Admission to Woodward Hill Cemetery: Free
James Buchanan is known as our only bachelor president. Less familiar is the story of Buchanan’s early romance with a young woman named Anne Coleman. She died suddenly in 1819, shortly after they had quarreled. Buchanan suffered when rumors of suicide circulated, along with claims that he was only interested in her money. He declared that his happiness would be “buried with her in the grave” and that the cause of their breakup would be revealed in a letter released after his death.
It’s said that Buchanan first ran for Congress in 1820 to escape his grief and the gossip mills in his hometown of Lancaster, Pennsylvania. However, rumormongering has followed him into the modern age. Buchanan’s choice of a Washington roommate—flamboyant fellow senator William Rufus DeVane King—has led to speculation about his personal life. Lacking a wife to handle White House social duties, Buchanan asked his niece, Harriet Lane, to serve as his first lady when he won the presidency in 1856.
The inscription on Buchanan’s grave
Weary of the slavery issue, he declined to seek a second term and left the White House for his Wheatland estate, where he received a hero’s welcome and settled into a quiet retirement. He lived just seven more years. In his final days, Buchanan suffered from rheumatism and dysentery. These maladies left him susceptible to infection. In May of 1868, Buchanan contracted pneumonia. Sensing that the end was near, he did not leave his bedroom. James Buchanan died alone on June 1, 1868, at the age of seventy-seven.
The city of Lancaster held a public meeting in his honor. His body lay on view in the main hall at Wheatland. Mourners and curiosity seekers found the former president dressed in his typical white tie and high collar shirt. A two-and-a-half mile funeral parade followed, with bands, 125 carriages, and thousands of onlookers.
Historic marker at Woodward Hill Cemetery
Two days before his death Buchanan gave final instructions to Hiram Swarr, the executor of his estate. First, he wanted a simple obelisk for his tomb. Second, the letter explaining his broken engagement was to be burned, unopened. Both orders were obeyed. He was buried at Woodward Hill Cemetery in Lancaster, where a white marble monument stands today.
Touring James Buchanan’s Tomb at Woodward Hill Cemetery
Woodward Hill Cemetery is located in Lancaster, Pennsylvania.
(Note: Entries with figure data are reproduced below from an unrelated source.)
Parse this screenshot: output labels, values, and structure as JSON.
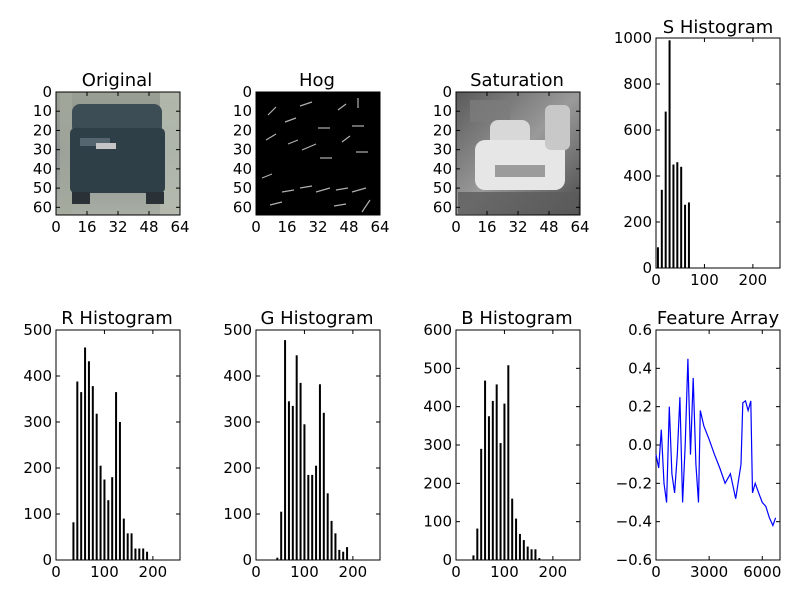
{
  "chart_data": [
    {
      "type": "image",
      "title": "Original",
      "xticks": [
        "0",
        "16",
        "32",
        "48",
        "64"
      ],
      "yticks": [
        "0",
        "10",
        "20",
        "30",
        "40",
        "50",
        "60"
      ],
      "xlim": [
        0,
        64
      ],
      "ylim": [
        0,
        64
      ],
      "image_description": "car rear view"
    },
    {
      "type": "image",
      "title": "Hog",
      "xticks": [
        "0",
        "16",
        "32",
        "48",
        "64"
      ],
      "yticks": [
        "0",
        "10",
        "20",
        "30",
        "40",
        "50",
        "60"
      ],
      "xlim": [
        0,
        64
      ],
      "ylim": [
        0,
        64
      ],
      "image_description": "HOG visualization"
    },
    {
      "type": "image",
      "title": "Saturation",
      "xticks": [
        "0",
        "16",
        "32",
        "48",
        "64"
      ],
      "yticks": [
        "0",
        "10",
        "20",
        "30",
        "40",
        "50",
        "60"
      ],
      "xlim": [
        0,
        64
      ],
      "ylim": [
        0,
        64
      ],
      "image_description": "saturation channel grayscale"
    },
    {
      "type": "bar",
      "title": "S Histogram",
      "xticks": [
        "0",
        "100",
        "200"
      ],
      "yticks": [
        "0",
        "200",
        "400",
        "600",
        "800",
        "1000"
      ],
      "xlim": [
        0,
        256
      ],
      "ylim": [
        0,
        1000
      ],
      "x": [
        4,
        12,
        20,
        28,
        36,
        44,
        52,
        60,
        68
      ],
      "values": [
        90,
        340,
        680,
        990,
        450,
        460,
        440,
        275,
        285
      ]
    },
    {
      "type": "bar",
      "title": "R Histogram",
      "xticks": [
        "0",
        "100",
        "200"
      ],
      "yticks": [
        "0",
        "100",
        "200",
        "300",
        "400",
        "500"
      ],
      "xlim": [
        0,
        256
      ],
      "ylim": [
        0,
        500
      ],
      "x": [
        36,
        44,
        52,
        60,
        68,
        76,
        84,
        92,
        100,
        108,
        116,
        124,
        132,
        140,
        148,
        156,
        164,
        172,
        180,
        188
      ],
      "values": [
        82,
        388,
        365,
        462,
        432,
        378,
        318,
        205,
        175,
        130,
        180,
        365,
        300,
        90,
        58,
        58,
        25,
        25,
        25,
        18
      ]
    },
    {
      "type": "bar",
      "title": "G Histogram",
      "xticks": [
        "0",
        "100",
        "200"
      ],
      "yticks": [
        "0",
        "100",
        "200",
        "300",
        "400",
        "500"
      ],
      "xlim": [
        0,
        256
      ],
      "ylim": [
        0,
        500
      ],
      "x": [
        44,
        52,
        60,
        68,
        76,
        84,
        92,
        100,
        108,
        116,
        124,
        132,
        140,
        148,
        156,
        164,
        172,
        180,
        188
      ],
      "values": [
        5,
        105,
        478,
        345,
        335,
        445,
        385,
        295,
        185,
        185,
        205,
        382,
        320,
        145,
        85,
        58,
        22,
        18,
        28
      ]
    },
    {
      "type": "bar",
      "title": "B Histogram",
      "xticks": [
        "0",
        "100",
        "200"
      ],
      "yticks": [
        "0",
        "100",
        "200",
        "300",
        "400",
        "500",
        "600"
      ],
      "xlim": [
        0,
        256
      ],
      "ylim": [
        0,
        600
      ],
      "x": [
        36,
        44,
        52,
        60,
        68,
        76,
        84,
        92,
        100,
        108,
        116,
        124,
        132,
        140,
        148,
        156,
        164,
        172
      ],
      "values": [
        12,
        82,
        290,
        468,
        375,
        415,
        458,
        305,
        408,
        508,
        160,
        108,
        68,
        52,
        35,
        28,
        28,
        5
      ]
    },
    {
      "type": "line",
      "title": "Feature Array",
      "xticks": [
        "0",
        "3000",
        "6000"
      ],
      "yticks": [
        "−0.6",
        "−0.4",
        "−0.2",
        "0.0",
        "0.2",
        "0.4",
        "0.6"
      ],
      "xlim": [
        0,
        7000
      ],
      "ylim": [
        -0.6,
        0.6
      ],
      "color": "#0000ff",
      "series": [
        {
          "x": [
            0,
            150,
            300,
            450,
            600,
            750,
            900,
            1050,
            1200,
            1350,
            1500,
            1650,
            1800,
            1950,
            2100,
            2250,
            2400,
            2500,
            2700,
            3000,
            3300,
            3600,
            3900,
            4200,
            4500,
            4800,
            4900,
            5050,
            5200,
            5350,
            5450,
            5600,
            5800,
            6000,
            6200,
            6400,
            6600,
            6750
          ],
          "y": [
            -0.05,
            -0.12,
            0.08,
            -0.2,
            -0.3,
            0.2,
            -0.15,
            -0.25,
            -0.05,
            0.25,
            -0.3,
            0.0,
            0.45,
            -0.05,
            0.35,
            -0.1,
            -0.3,
            0.18,
            0.1,
            0.03,
            -0.05,
            -0.12,
            -0.2,
            -0.15,
            -0.28,
            -0.1,
            0.22,
            0.23,
            0.18,
            0.23,
            -0.25,
            -0.2,
            -0.25,
            -0.3,
            -0.32,
            -0.38,
            -0.42,
            -0.38
          ]
        }
      ]
    }
  ]
}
It is open daily during the daylight hours. Admission is free.
From Philadelphia: Take the Pennsylvania Turnpike (I-76) West to exit 21. Drive south on Highway 222. Highway 222 turns into Prince Street. From Prince Street turn left onto Hager Street. On reaching Queen Street turn right.
From Harrisburg: Take Highway 283 east to the Harrisburg Pike exit. Take Harrisburg Pike west into the city of Lancaster. Harrisburg Pike turns into Harrisburg Avenue. Turn left onto Prince Street until reaching Hager Street; then turn left onto Queen Street.
To find Buchanan’s grave, bear to the right after entering the cemetery gates. Climb up the small hill and head toward the red brick church. President Buchanan’s gravesite is located to the left of the church.
Also buried at Woodward Hill is Frederick Muhlenberg, Speaker of the U.S. House of Representatives, 1789-1791 and 1793-1795.
For additional information
Woodward Hill Cemetery
South Queen Street
Lancaster, PA 17602
Lancaster County Historical Society
230 North President Avenue
Lancaster, PA 17603
Phone: (717) 392-4633
www.lancasterhistory.org
“Buchanan proved no more successful as a prophet than a president.”
—Richard Norton Smith
Before going to work as a screenwriter for the Weinstein brothers, Shakespeare observed that, “the evil that men do lives after them. The good is oft interred with their bones.” The sentiment applies with unmistakable force to James Buchanan, the sine qua non of executive enfeeblement. The swashbuckling Theodore Roosevelt liked nothing better than to contrast “Buchanan presidents” and “Lincoln presidents,” leaving no doubt as to in which camp he belonged. Reproached for his conduct on the eve of Fort Sumter, Buchanan in retirement wrote a self-serving memoir, selected a burial spot in Lancaster’s Woodward Hills Cemetery, and composed an inscription for his white marble tombstone. “I have no regret for any public act of my life, and history will vindicate my memory,” he told those gathered around his sickbed in June 1868. Buchanan proved no more successful as a prophet than a president.